II. STATUTE OF FRAUDS

¶ 23 In light of our holding that UREBA precludes Sachs's claim for a finder's fee, we need not reach the statute of frauds issue.

CONCLUSION

¶ 24 A transaction in which the transfer of real estate is the dominant feature of the exchange, and not merely incidental to the sale of a business, is a sale of real estate *1221 governed by the provisions of UREBA. In this case, the transfer of real property was the dominant feature of this transaction. We therefore reverse the decision of the court of appeals, and affirm the summary judgment entered by the district court.

¶ 25 Associate Chief Justice DURRANT, Justice WILKINS, and Justice PARRISH concur in Chief Justice DURHAM'S opinion.

¶ 26 Justice NEHRING does not participate herein.

NOTES

[1] Another company, Capital Growth Partners, was initially a party to this case but was dismissed after the trial court granted its motion for summary judgment. Sachs does not appeal the trial court's ruling as to this party.

[2] Although the Utah Legislature amended UREBA after the initiation of this action, no substantive changes were made to the provisions applicable to this case. Therefore, we refer to the most current codified version.

[3] The Utah Legislature amended the Utah Statute of Frauds after the initiation of this action.
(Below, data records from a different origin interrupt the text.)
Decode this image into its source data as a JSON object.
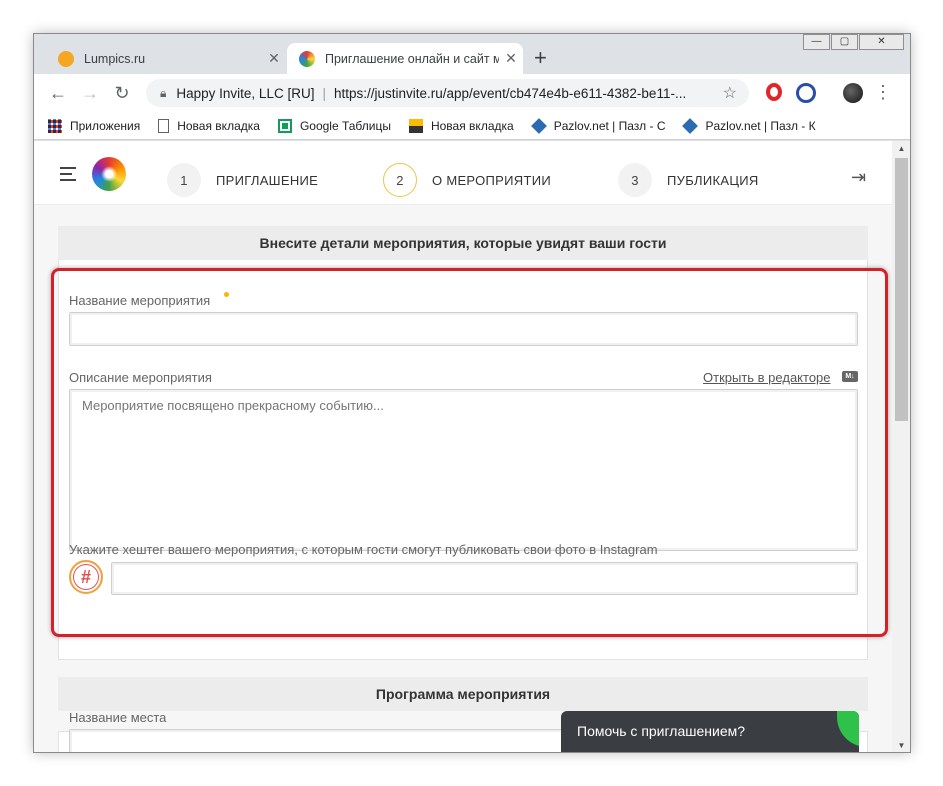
{
  "browser": {
    "tabs": [
      {
        "title": "Lumpics.ru",
        "favicon_color": "#f5a623"
      },
      {
        "title": "Приглашение онлайн и сайт ме",
        "favicon_color": "#6fb86f"
      }
    ],
    "address": {
      "site_name": "Happy Invite, LLC [RU]",
      "url": "https://justinvite.ru/app/event/cb474e4b-e611-4382-be11-..."
    },
    "bookmarks": [
      {
        "label": "Приложения",
        "icon": "apps-grid-icon"
      },
      {
        "label": "Новая вкладка",
        "icon": "page-icon"
      },
      {
        "label": "Google Таблицы",
        "icon": "sheets-icon"
      },
      {
        "label": "Новая вкладка",
        "icon": "image-icon"
      },
      {
        "label": "Pazlov.net | Пазл - С",
        "icon": "puzzle-icon"
      },
      {
        "label": "Pazlov.net | Пазл - К",
        "icon": "puzzle-icon"
      }
    ]
  },
  "steps": [
    {
      "num": "1",
      "label": "ПРИГЛАШЕНИЕ"
    },
    {
      "num": "2",
      "label": "О МЕРОПРИЯТИИ"
    },
    {
      "num": "3",
      "label": "ПУБЛИКАЦИЯ"
    }
  ],
  "details": {
    "header": "Внесите детали мероприятия, которые увидят ваши гости",
    "name_label": "Название мероприятия",
    "name_value": "",
    "description_label": "Описание мероприятия",
    "open_editor": "Открыть в редакторе",
    "md_badge": "M↓",
    "description_placeholder": "Мероприятие посвящено прекрасному событию...",
    "hashtag_label": "Укажите хештег вашего мероприятия, с которым гости смогут публиковать свои фото в Instagram",
    "hashtag_value": ""
  },
  "program": {
    "header": "Программа мероприятия",
    "place_label": "Название места"
  },
  "chat": {
    "text": "Помочь с приглашением?"
  },
  "colors": {
    "highlight": "#d4202a",
    "required_dot": "#f5b800",
    "chat_bg": "#3a3d42",
    "chat_accent": "#2ec24b"
  }
}
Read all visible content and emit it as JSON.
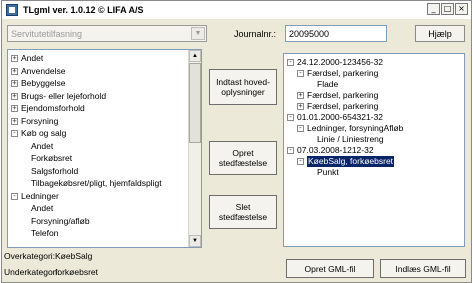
{
  "window": {
    "title": "TLgml ver. 1.0.12 © LIFA A/S",
    "buttons": {
      "minimize": "_",
      "maximize": "□",
      "close": "×"
    }
  },
  "toolbar": {
    "combo_value": "Servitutetilfasning",
    "journal_label": "Journalnr.:",
    "journal_value": "20095000",
    "help_label": "Hjælp"
  },
  "left_tree": {
    "items": [
      {
        "label": "Andet",
        "expander": "+",
        "level": 0
      },
      {
        "label": "Anvendelse",
        "expander": "+",
        "level": 0
      },
      {
        "label": "Bebyggelse",
        "expander": "+",
        "level": 0
      },
      {
        "label": "Brugs- eller lejeforhold",
        "expander": "+",
        "level": 0
      },
      {
        "label": "Ejendomsforhold",
        "expander": "+",
        "level": 0
      },
      {
        "label": "Forsyning",
        "expander": "+",
        "level": 0
      },
      {
        "label": "Køb og salg",
        "expander": "-",
        "level": 0
      },
      {
        "label": "Andet",
        "expander": "",
        "level": 1
      },
      {
        "label": "Forkøbsret",
        "expander": "",
        "level": 1
      },
      {
        "label": "Salgsforhold",
        "expander": "",
        "level": 1
      },
      {
        "label": "Tilbagekøbsret/pligt, hjemfaldspligt",
        "expander": "",
        "level": 1
      },
      {
        "label": "Ledninger",
        "expander": "-",
        "level": 0
      },
      {
        "label": "Andet",
        "expander": "",
        "level": 1
      },
      {
        "label": "Forsyning/afløb",
        "expander": "",
        "level": 1
      },
      {
        "label": "Telefon",
        "expander": "",
        "level": 1
      }
    ]
  },
  "buttons": {
    "indtast": "Indtast hoved-\noplysninger",
    "opret_sted": "Opret\nstedfæstelse",
    "slet_sted": "Slet\nstedfæstelse",
    "opret_gml": "Opret GML-fil",
    "indlaes_gml": "Indlæs GML-fil"
  },
  "right_tree": {
    "items": [
      {
        "label": "24.12.2000-123456-32",
        "expander": "-",
        "level": 0
      },
      {
        "label": "Færdsel, parkering",
        "expander": "-",
        "level": 1
      },
      {
        "label": "Flade",
        "expander": "",
        "level": 2
      },
      {
        "label": "Færdsel, parkering",
        "expander": "+",
        "level": 1
      },
      {
        "label": "Færdsel, parkering",
        "expander": "+",
        "level": 1
      },
      {
        "label": "01.01.2000-654321-32",
        "expander": "-",
        "level": 0
      },
      {
        "label": "Ledninger, forsyningAfløb",
        "expander": "-",
        "level": 1
      },
      {
        "label": "Linie / Liniestreng",
        "expander": "",
        "level": 2
      },
      {
        "label": "07.03.2008-1212-32",
        "expander": "-",
        "level": 0
      },
      {
        "label": "KøebSalg, forkøebsret",
        "expander": "-",
        "level": 1,
        "selected": true
      },
      {
        "label": "Punkt",
        "expander": "",
        "level": 2
      }
    ]
  },
  "categories": {
    "over_label": "Overkategori:",
    "over_value": "KøebSalg",
    "under_label": "Underkategori:",
    "under_value": "forkøebsret"
  },
  "colors": {
    "selection": "#0a246a",
    "window_bg": "#ece9d8"
  }
}
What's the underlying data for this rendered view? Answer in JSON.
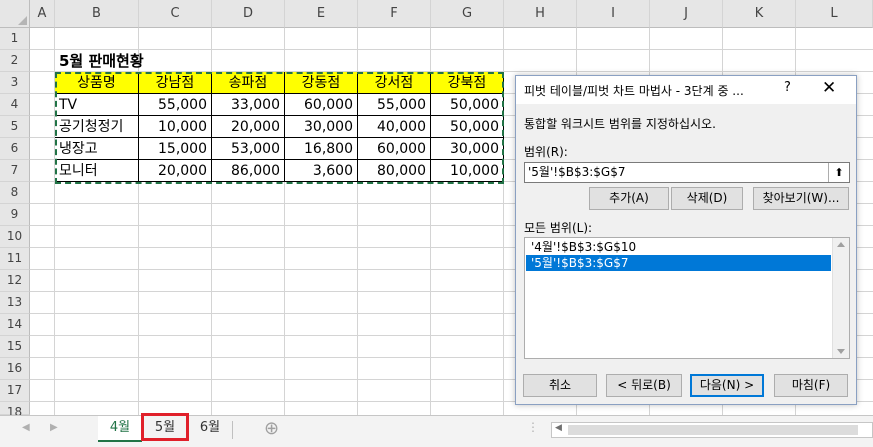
{
  "columns": [
    "A",
    "B",
    "C",
    "D",
    "E",
    "F",
    "G",
    "H",
    "I",
    "J",
    "K",
    "L"
  ],
  "rows": [
    "1",
    "2",
    "3",
    "4",
    "5",
    "6",
    "7",
    "8",
    "9",
    "10",
    "11",
    "12",
    "13",
    "14",
    "15",
    "16",
    "17",
    "18"
  ],
  "sheet": {
    "title": "5월 판매현황",
    "headers": [
      "상품명",
      "강남점",
      "송파점",
      "강동점",
      "강서점",
      "강북점"
    ],
    "data": [
      [
        "TV",
        "55,000",
        "33,000",
        "60,000",
        "55,000",
        "50,000"
      ],
      [
        "공기청정기",
        "10,000",
        "20,000",
        "30,000",
        "40,000",
        "50,000"
      ],
      [
        "냉장고",
        "15,000",
        "53,000",
        "16,800",
        "60,000",
        "30,000"
      ],
      [
        "모니터",
        "20,000",
        "86,000",
        "3,600",
        "80,000",
        "10,000"
      ]
    ]
  },
  "dialog": {
    "title": "피벗 테이블/피벗 차트 마법사 - 3단계 중 ...",
    "help": "?",
    "close": "✕",
    "instruction": "통합할 워크시트 범위를 지정하십시오.",
    "range_label": "범위(R):",
    "range_value": "'5월'!$B$3:$G$7",
    "collapse_icon": "⬆",
    "add_label": "추가(A)",
    "delete_label": "삭제(D)",
    "browse_label": "찾아보기(W)...",
    "all_ranges_label": "모든 범위(L):",
    "ranges": [
      "'4월'!$B$3:$G$10",
      "'5월'!$B$3:$G$7"
    ],
    "cancel_label": "취소",
    "back_label": "< 뒤로(B)",
    "next_label": "다음(N) >",
    "finish_label": "마침(F)"
  },
  "tabs": [
    "4월",
    "5월",
    "6월"
  ],
  "add_sheet": "⊕",
  "colors": {
    "accent": "#217346",
    "highlight": "#ffff00",
    "selection": "#0078d7",
    "tab_marker": "#e0202a"
  }
}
However, no substantive changes were made to the provisions applicable to this case, and we therefore refer to the most current codified version.

[4] The court of appeals ruled on a number of issues; we granted certiorari on only the two issues stated here.

[5] The court of appeals produced a detailed factual summary. We therefore recount only the facts necessary for this decision. Sachs, 2007 UT App 169, ¶¶ 2-14, 163 P.3d 662.

[6] The holding in Weingast is now reflected in New York's real estate statute, which states that an "`interest in real estate' shall include the sale of a business wherein the value of the real estate transferred as part of the business is not merely incidental to the transaction...." N.Y. Real Property Law § 440 (McKinney 2006 & Supp. 2008).